During the COVID-19 pandemic in Singapore, King of Mahjong was included in a collection for Netflix titled "Singapore, Now Streaming", and premiered on the streaming service on 2020-08-01.

== Reception ==

=== Box office ===
The film grossed RM$2.4 million at the box office after its first four days of release, leading the weekly box office. As of 6 March 2015, the film grossed RM$3 million. The report by the Infocomm Media Development Authority in 2017 showed the box office for King of Mahjong at S$820,000. The 2015 report from the Hong Kong Film Development Council shows the film had a box office of HK$36,648.

=== Critical reception ===
Gabriel Chong of Movie Exclusive rated the film 3.5 stars. Chong was impressed with To's performance, calling it "the film's biggest strength", and stating that the way he handles the reconciliation between Fatt and Ramona, as well as Ramona and Sassy, makes the scene more poignant. Chong also found Lee to be more of a detriment to the film, but attributed that to Teh's focus on Tin Ba's "narcissism". Chong lamented that To and Lee had so few scenes together, but noted that the humor in the film feels natural rather than scripted.
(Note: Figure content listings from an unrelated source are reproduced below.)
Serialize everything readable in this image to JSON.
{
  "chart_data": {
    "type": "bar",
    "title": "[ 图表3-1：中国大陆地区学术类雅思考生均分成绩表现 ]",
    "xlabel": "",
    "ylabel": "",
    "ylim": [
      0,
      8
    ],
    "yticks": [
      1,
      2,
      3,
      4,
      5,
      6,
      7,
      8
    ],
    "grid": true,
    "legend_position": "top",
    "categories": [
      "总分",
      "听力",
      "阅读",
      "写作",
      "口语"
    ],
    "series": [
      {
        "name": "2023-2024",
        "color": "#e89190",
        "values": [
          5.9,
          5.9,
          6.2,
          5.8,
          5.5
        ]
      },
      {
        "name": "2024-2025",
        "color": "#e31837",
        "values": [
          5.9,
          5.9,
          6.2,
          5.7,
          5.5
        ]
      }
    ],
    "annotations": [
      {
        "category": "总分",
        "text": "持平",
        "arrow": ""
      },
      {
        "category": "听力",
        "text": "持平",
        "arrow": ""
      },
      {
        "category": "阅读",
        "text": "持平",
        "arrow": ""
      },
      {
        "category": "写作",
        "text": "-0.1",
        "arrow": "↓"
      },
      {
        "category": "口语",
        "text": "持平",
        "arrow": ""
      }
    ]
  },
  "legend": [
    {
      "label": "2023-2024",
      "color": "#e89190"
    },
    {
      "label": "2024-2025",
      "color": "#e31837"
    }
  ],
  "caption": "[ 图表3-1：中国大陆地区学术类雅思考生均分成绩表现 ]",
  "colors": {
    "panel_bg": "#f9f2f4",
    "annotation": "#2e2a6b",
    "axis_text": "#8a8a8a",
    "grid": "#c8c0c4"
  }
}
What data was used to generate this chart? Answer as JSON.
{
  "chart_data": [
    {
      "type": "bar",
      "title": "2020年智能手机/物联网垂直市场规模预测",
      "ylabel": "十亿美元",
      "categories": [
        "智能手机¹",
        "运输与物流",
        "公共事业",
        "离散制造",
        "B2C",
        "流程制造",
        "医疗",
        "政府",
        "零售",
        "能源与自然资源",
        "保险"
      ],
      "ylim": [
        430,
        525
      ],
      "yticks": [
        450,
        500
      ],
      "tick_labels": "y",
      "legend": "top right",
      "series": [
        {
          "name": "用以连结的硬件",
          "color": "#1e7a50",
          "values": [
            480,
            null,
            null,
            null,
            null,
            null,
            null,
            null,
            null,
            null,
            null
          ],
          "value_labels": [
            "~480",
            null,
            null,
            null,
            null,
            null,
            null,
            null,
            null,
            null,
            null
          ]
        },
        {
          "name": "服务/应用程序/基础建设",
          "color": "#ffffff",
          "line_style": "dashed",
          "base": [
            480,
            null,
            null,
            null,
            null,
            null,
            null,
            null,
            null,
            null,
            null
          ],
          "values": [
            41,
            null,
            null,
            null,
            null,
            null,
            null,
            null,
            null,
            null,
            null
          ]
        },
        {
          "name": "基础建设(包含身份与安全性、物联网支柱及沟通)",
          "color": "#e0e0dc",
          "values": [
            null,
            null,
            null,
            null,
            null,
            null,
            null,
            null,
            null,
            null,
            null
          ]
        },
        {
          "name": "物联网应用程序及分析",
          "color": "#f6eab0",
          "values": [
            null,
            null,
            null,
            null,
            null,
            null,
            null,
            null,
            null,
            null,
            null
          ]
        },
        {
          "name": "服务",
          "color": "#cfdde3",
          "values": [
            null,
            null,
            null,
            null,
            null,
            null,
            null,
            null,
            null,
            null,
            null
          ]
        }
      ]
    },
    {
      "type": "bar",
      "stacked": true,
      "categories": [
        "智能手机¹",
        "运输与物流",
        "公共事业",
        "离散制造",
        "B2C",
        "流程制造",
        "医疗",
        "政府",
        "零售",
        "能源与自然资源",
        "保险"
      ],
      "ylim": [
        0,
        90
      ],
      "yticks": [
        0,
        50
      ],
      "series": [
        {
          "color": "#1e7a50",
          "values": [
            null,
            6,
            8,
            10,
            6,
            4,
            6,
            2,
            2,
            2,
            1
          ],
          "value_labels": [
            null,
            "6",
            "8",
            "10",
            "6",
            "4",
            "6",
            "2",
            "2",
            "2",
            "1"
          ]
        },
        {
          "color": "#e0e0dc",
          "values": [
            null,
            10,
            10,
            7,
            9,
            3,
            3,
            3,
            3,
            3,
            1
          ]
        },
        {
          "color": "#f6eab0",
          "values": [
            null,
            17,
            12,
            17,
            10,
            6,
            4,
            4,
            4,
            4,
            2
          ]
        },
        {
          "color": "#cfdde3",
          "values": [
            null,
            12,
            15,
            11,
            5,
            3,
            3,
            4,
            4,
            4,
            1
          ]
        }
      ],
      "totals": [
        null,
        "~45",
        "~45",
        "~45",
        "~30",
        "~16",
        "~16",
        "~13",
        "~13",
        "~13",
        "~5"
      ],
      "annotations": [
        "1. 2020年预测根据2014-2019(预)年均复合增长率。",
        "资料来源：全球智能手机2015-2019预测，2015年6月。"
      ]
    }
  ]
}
Thompson Wong of InCinemas.sg praised the choice to have a character-driven film rather than "mindless humor or fast-paced action". To that end, Wong was pleased that the Cantonese language track had been left intact rather than being dubbed over in Mandarin and losing nuance in the translation. Wong expressed disappointment with the pacing, yet noted that the lengthy scenes where the characters communicate helps keep the film from coming across as trite.